Fire Boss Issac Watkins, while making his morning examination of the workings of the middle vein, Jermyn No. 1 mine, discovered a fire in a chamber known as Apple’s, off of Davies old airway on the morning of Sept. 21. Mining was suspended in that section of the colliery and every energy directed toward extinguishing the fire. The fire originated from a blower having been left burning at quitting time the previous day, and this, in a short time, communicated fire to the workings. A line of water pipes was laid and properly connected to a pump, and work was commenced with the air current flowing in its usual direction. As the work progressed it was discovered the fire was closer to a cross-cut and had caused the roof to fall in a considerable distance, this fall had to be loaded out and the place re-timbered. It was decided by the mine officials, after a consultation, to change the direction of the air-current and reach the location of the fire with the view of quenching it, and so reduce the heat and smoke so the work of loading the debris would be facilitated. The air-current was changed on the 28th of September about two o’clock, Mine Foreman Johns being in charge of the work. Sometime later Mine Foreman Johns and Fire Boss Watkins having found that the air-current was working successfully in the new direction, decided to go in to the location of the fire. They found the vicinity of the fire clear of gasses and concluded that it would be safe for the shift to go in and commence work from that end. Issac Watkins the Fire Boss had charge of this shift, consisting of John Gallagher, William Franklin, William Tompkins, and Joseph Smith. About 3:30 p.m. they went in after making arrangements with other men to later bring in mine rails. At 5:10 p.m. George Shrives, Al Whyte, Thomas Curley and John Conway made their way to an airlock door with the rails. This door they found closed. They discovered the body of Tompkins on the other side and the bodies of Franklin, Smith, and Gallagher, some distance inside. Later in the day, the body of Fire Boss Watkins was recovered from a point near the fire.
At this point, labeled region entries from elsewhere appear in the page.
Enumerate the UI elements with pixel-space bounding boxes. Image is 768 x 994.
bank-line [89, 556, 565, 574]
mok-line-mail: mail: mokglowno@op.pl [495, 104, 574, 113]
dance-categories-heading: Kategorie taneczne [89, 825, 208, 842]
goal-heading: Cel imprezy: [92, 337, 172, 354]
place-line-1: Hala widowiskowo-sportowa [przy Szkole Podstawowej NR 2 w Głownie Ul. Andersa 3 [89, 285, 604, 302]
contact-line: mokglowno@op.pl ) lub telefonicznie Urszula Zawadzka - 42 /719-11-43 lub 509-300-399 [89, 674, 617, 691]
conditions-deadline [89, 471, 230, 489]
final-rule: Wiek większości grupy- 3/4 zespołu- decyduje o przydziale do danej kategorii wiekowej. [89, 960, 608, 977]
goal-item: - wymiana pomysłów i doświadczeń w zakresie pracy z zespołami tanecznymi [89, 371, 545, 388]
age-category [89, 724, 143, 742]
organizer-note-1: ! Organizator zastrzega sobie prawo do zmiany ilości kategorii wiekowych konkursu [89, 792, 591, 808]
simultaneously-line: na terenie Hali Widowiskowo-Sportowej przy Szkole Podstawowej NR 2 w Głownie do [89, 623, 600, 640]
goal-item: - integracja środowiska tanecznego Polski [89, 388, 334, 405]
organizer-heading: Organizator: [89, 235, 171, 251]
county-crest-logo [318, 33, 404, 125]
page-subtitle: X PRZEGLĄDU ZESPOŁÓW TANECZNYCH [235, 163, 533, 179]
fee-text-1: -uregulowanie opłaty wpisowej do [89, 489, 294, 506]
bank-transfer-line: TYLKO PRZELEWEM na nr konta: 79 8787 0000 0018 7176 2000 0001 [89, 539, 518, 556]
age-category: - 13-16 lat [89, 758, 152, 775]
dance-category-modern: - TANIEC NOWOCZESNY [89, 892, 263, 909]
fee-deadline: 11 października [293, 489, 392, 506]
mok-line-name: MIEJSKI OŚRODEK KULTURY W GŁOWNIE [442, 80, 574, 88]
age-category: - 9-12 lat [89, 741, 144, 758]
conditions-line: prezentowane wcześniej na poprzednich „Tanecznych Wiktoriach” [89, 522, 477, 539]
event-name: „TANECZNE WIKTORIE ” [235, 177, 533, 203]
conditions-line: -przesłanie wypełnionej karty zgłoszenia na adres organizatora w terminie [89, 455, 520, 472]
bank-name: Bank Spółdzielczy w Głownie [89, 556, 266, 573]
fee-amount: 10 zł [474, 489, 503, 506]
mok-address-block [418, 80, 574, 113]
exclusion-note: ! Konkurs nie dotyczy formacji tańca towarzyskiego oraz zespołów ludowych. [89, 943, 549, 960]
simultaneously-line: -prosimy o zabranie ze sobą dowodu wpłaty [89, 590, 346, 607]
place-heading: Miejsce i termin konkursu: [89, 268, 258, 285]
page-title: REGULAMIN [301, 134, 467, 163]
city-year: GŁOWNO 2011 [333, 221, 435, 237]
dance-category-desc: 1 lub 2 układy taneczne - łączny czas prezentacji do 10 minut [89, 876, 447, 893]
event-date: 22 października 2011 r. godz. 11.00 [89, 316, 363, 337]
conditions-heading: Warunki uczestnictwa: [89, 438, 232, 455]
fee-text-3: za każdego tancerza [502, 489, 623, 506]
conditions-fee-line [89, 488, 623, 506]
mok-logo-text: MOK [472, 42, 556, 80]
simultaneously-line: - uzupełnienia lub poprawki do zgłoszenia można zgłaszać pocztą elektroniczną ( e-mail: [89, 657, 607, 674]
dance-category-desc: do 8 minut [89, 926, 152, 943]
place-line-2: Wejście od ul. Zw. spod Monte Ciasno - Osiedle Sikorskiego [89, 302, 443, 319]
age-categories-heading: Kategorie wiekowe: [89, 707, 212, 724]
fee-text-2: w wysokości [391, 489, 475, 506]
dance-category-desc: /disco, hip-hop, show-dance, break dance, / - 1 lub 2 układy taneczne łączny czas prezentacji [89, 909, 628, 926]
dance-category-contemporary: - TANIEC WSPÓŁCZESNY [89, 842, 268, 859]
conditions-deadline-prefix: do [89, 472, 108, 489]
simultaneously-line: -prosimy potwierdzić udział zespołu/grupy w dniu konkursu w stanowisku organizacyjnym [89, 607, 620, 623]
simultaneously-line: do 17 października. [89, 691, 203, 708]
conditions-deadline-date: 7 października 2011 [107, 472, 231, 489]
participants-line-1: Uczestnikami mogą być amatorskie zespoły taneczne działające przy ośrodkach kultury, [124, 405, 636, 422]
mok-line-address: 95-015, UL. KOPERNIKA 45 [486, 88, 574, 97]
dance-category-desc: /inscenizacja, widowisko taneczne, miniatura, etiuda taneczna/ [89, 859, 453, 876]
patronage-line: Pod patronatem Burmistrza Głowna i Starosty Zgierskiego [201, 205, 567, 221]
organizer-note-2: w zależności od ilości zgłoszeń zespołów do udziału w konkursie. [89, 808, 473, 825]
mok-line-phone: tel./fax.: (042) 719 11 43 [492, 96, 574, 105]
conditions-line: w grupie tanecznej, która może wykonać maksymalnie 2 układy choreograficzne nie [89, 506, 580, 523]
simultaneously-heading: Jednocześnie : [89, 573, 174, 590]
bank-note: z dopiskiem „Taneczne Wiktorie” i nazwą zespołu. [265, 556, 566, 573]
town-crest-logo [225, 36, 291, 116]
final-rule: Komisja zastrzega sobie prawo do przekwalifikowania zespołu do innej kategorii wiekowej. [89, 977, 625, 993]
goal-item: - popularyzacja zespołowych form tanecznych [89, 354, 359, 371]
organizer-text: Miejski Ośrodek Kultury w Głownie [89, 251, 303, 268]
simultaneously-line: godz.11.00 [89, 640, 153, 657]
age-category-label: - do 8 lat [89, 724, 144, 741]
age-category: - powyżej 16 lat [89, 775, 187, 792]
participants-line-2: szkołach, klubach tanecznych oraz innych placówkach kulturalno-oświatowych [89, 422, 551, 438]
During the investigation and inquest which followed, it was determined the air-current around the location of the fire was intact, beyond a doubt, with no possible way by which it could reach the return, except by way of the fire. All doors, brattices, and walls were undisturbed, and the fan running at the usual speed. The coroner of the county, assisted by the mine inspector, held an inquest over the remains of Isaac Watkins and others on Oct. 4, 1897, at Rendham, at which all available evidence was submitted.

The jury returned the following verdict: “We the undersigned jurors, after hearing the evidence submitted that the said Isaac Watkins and others, for some cause unknown, retreated to the bad air-current and met death as the result of breathing sulphurous gases. We further find that no blame can be attached to Isaac Watkins nor the other officials, R.W. Reese, E.D. Owens, T.P. Crosgrove, F. Crosgrove, J. Nicholas and William Monroe.”

A week after the disaster, the New York Times reported on it: In part, the article read:

“Not a man in the party survived to tell the story. In the case of each body the head pointed toward the shaft, indicating that they had groped and struggled toward the shaft and fresh air, while suffocation was overcoming them.”